Would there ever get to a point where you say, “Okay, I just have to do some research to write these sections?” Or is it like that if you can’t travel, doesn’t it happen?
You don’t have to travel. If you are writing about a war zone in Baghdad, you don’t have to go to Baghdad. If you’re writing a crime thriller set in a remote Antarctic research center – do you know how many years I’ve tried to get to Antarctica? Unless you have a huge fat wallet, it’s really hard – you don’t have to go there. You can write around it. You can write to your imagination. You can go on imaginary trips. But – spoiler alert – that’s the same character, it’s Rafferty again. It’s based on travel writing so on this one I really have to go.
You had such beautiful details in this book. What’s your note taking process while traveling?
Research is now easy with the internet. You no longer need to write down any data. When I started when someone told you about the cardboard cathedral [in Christchurch] With 72 tons of cardboard you would have to write that down. I use my camera phone to quickly snap photos of historical plaques. I write notes. I always bring a tape recorder and what I try really hard is dialogue. When I went to Northern Ireland, they spoke with such a distinct accent. I went into the washroom and repeated what they had just said. I remember doing it so many times a man asked, “Are you okay buddy?”
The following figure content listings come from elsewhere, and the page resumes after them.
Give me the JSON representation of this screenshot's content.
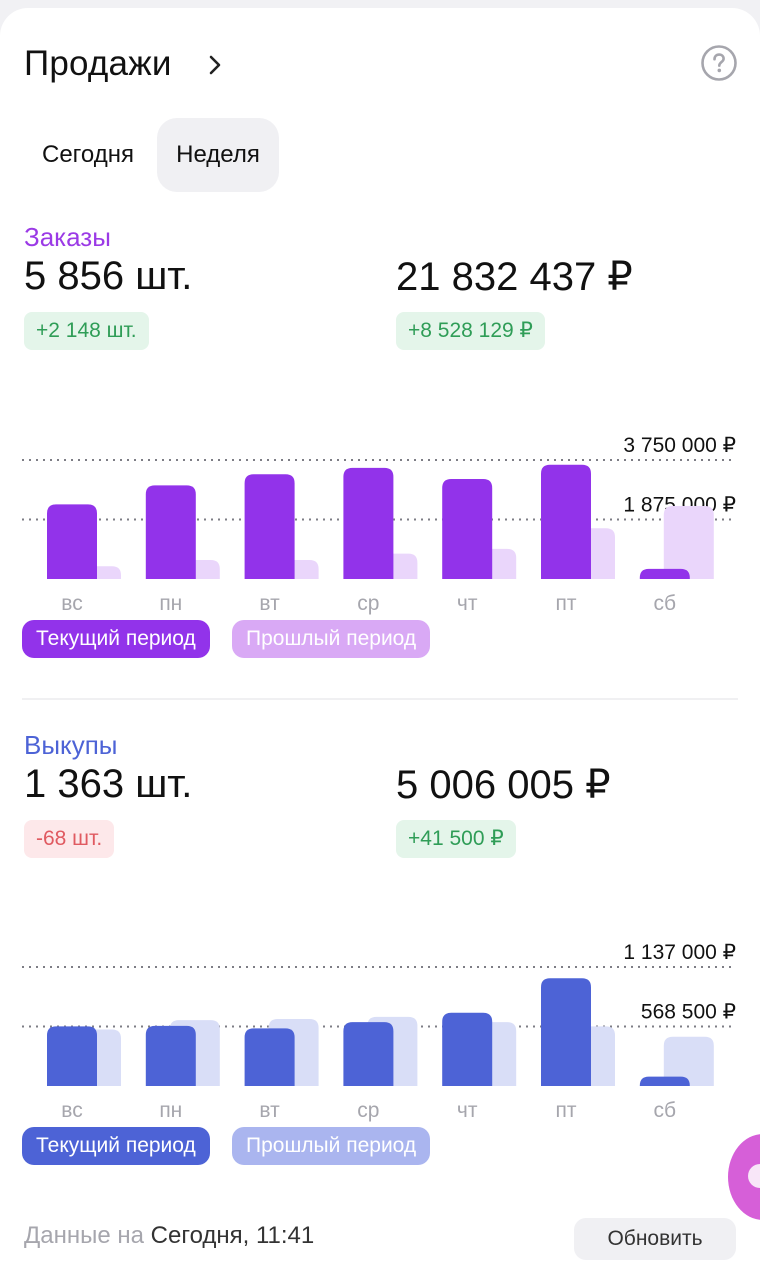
{
  "header": {
    "title": "Продажи",
    "chevron_icon": "chevron-right-icon",
    "help_icon": "help-circle-icon"
  },
  "tabs": [
    {
      "label": "Сегодня",
      "active": false
    },
    {
      "label": "Неделя",
      "active": true
    }
  ],
  "orders": {
    "title": "Заказы",
    "title_color": "#9b3ae6",
    "count": "5 856 шт.",
    "count_delta": "+2 148 шт.",
    "amount": "21 832 437 ₽",
    "amount_delta": "+8 528 129 ₽"
  },
  "redemptions": {
    "title": "Выкупы",
    "title_color": "#4d63d6",
    "count": "1 363 шт.",
    "count_delta": "-68 шт.",
    "amount": "5 006 005 ₽",
    "amount_delta": "+41 500 ₽"
  },
  "chart_data": [
    {
      "type": "bar",
      "categories": [
        "вс",
        "пн",
        "вт",
        "ср",
        "чт",
        "пт",
        "сб"
      ],
      "series": [
        {
          "name": "Текущий период",
          "color": "#9233ea",
          "values": [
            2350000,
            2950000,
            3300000,
            3500000,
            3150000,
            3600000,
            320000
          ]
        },
        {
          "name": "Прошлый период",
          "color": "#ead6fb",
          "values": [
            400000,
            600000,
            600000,
            800000,
            950000,
            1600000,
            2300000
          ]
        }
      ],
      "yticks": [
        1875000,
        3750000
      ],
      "ytick_labels": [
        "1 875 000 ₽",
        "3 750 000 ₽"
      ],
      "ylim": [
        0,
        3750000
      ],
      "grid": "dotted",
      "legend": "bottom-left"
    },
    {
      "type": "bar",
      "categories": [
        "вс",
        "пн",
        "вт",
        "ср",
        "чт",
        "пт",
        "сб"
      ],
      "series": [
        {
          "name": "Текущий период",
          "color": "#4d63d6",
          "values": [
            570000,
            575000,
            550000,
            610000,
            700000,
            1030000,
            90000
          ]
        },
        {
          "name": "Прошлый период",
          "color": "#d9def7",
          "values": [
            540000,
            630000,
            640000,
            660000,
            610000,
            570000,
            470000
          ]
        }
      ],
      "yticks": [
        568500,
        1137000
      ],
      "ytick_labels": [
        "568 500 ₽",
        "1 137 000 ₽"
      ],
      "ylim": [
        0,
        1137000
      ],
      "grid": "dotted",
      "legend": "bottom-left"
    }
  ],
  "footer": {
    "label": "Данные на",
    "value": "Сегодня, 11:41",
    "refresh_label": "Обновить"
  }
}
I often sit in a café and rewrite my notes, otherwise they will be illegible when I get home. So when I doodle, I take time to read later in the day. You’ll forget things if you don’t pick them up. You think it’s alive, but it isn’t. I wandered through County Down, which has those rolling green hills in Northern Ireland; They look like green eggshells that go on and on. And I had all of these beautiful pictures like they look like a body under a gap which I forgot, but I found it in my spoken notes.
Are most of your notes then taken orally rather than in writing?
It is both. When I’m alone when I go I just use a tape recorder. But when I write like I said before, I write down a few notes and rewrite them later in the day. You edit like you do. They say, “Yes, that wasn’t such a great insight.” And sometimes I sketch out plans of the city, how the street turned or where the corner was. While The Finder is fiction, I wanted it to read like nonfiction, like someone was there.
What is Thomas Rafferty doing during COVID?
He may not be aware of COVID. he tends to stumble through life. Actually no, he’s not a stupid guy. He’s probably sitting in a bar somewhere with the lowest COVID. Yeah – he’s probably back in New Zealand. He was likely responsible for this outbreak. I think he showed up and didn’t isolate himself. Probably tried and then lost track of time and just went out and infected half of New Zealand.
This interview has been compressed and edited.